Capital gain need not be pain

map
        The answer is typically a tossup: Which is most resented — estate taxes or capital-gains taxes? Last year's tax cuts went a long way toward trimming estate taxes.

        But a tax-law change enacted in 1997 allows you to trim your capital-gains tax starting in 2006 — but only if you take action now, before April 15, 2002.

        That 1997 tax law created new capital-gains tax rates for investments held more than five years — 8 percent or 18 percent. But in classic confusing form, the IRS created different rules on how to qualify for the lower rates.

        Lower-income people who would owe 8 percent basically don't have to do anything.

        Everyone else needs essentially to pretend they sold and bought back their stock in 2001.

        That means they'll claim their gain so far on their 2001 taxes, pay the 20 percent now, then only be liable for 18-percent tax on gains earned after 2006.
       

New category

        Until now, the IRS has defined only short-term and long-term capital gains. If you sold an investment for more than what you paid, you would owe tax on the gain. How much depended on your income bracket and holding period.

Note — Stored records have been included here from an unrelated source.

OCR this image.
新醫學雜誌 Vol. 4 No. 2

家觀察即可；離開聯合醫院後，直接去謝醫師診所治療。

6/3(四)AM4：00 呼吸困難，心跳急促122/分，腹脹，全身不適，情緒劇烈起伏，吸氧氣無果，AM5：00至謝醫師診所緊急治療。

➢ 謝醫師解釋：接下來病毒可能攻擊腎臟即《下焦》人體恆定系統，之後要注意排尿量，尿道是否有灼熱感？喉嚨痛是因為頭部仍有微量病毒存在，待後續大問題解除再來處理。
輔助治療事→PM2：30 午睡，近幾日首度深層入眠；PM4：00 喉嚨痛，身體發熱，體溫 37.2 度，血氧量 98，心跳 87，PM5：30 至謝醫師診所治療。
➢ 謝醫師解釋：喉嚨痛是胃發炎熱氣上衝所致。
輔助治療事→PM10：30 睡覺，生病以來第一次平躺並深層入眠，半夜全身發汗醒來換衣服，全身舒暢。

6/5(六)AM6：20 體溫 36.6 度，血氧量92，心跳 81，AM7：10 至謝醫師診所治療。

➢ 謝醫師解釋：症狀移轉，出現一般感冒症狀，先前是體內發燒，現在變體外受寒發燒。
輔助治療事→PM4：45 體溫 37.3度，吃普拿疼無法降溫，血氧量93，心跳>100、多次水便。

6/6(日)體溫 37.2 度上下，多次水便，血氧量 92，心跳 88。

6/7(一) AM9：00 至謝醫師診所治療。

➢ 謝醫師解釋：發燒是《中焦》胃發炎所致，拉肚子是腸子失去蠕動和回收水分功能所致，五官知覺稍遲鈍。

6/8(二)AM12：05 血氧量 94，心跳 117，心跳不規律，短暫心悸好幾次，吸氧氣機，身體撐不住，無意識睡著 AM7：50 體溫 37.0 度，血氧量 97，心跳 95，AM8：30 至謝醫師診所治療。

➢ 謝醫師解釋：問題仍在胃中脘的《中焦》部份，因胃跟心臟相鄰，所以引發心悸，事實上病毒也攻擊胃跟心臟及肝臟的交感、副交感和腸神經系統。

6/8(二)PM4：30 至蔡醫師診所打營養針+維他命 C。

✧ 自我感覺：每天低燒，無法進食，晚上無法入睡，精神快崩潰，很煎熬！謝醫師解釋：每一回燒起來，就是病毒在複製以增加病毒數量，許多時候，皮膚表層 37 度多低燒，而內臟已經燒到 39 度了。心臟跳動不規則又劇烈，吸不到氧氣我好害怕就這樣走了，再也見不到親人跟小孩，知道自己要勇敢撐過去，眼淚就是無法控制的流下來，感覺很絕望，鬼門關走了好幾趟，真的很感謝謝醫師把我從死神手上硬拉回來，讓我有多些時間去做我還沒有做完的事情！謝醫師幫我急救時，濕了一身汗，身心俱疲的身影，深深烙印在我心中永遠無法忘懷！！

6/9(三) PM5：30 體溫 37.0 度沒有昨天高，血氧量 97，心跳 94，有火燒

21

        Short-term gains — those on investments held less than 12 months — are taxable at normal marginal income rates, such as 15, 27, 30 or 35 percent.

        Long-term gains — those on investments held more than 12 months — were taxed at 10 percent for those in the 15-percent tax bracket, 20 percent for everyone else. Long-term rates are always lower than short-term or ordinary income rates.

        But starting last year, a third category was added: Five-year gains. People who otherwise would have owed 10 percent on gains from investments held more than five years owed 8 percent.

        But those in the higher brackets won't be able to take advantage of the lower 18-percent rate until 2006, and then only on new stock purchases.

        And the clock didn't automatically reset on stocks already owned.
       

An advantage

        But there is an upside. Confusing, but beneficial. You pretend a stock you already own is a new purchase by filling out a Schedule D for 2001.

        On that Schedule D, you would pretend to have sold and repurchased on Jan. 2, 2001, the first trading day of last year.

        Say you bought 1,000 shares of Procter & Gamble in 1995 for $40 a share. Not accounting for commissions or fees, you spent $40,000. Even after P&G troubles the year before, the stock closed at $78.50 Jan. 2, 2001, and your investment would be worth $78,500.

        On that Schedule D you file this month, then, you would claim a gain of $38,500 and have to pay capital gains tax of $7,700.

        That's a big tax bite, granted. But if you plan on holding onto the stock for at least another five years, and the stock rises at about 10 percent each year, and then you sell, you'd owe $17,285.

        But if you make the “deemed sale” now, you'll save almost $1,000 in oh-so-hated capital-gains tax.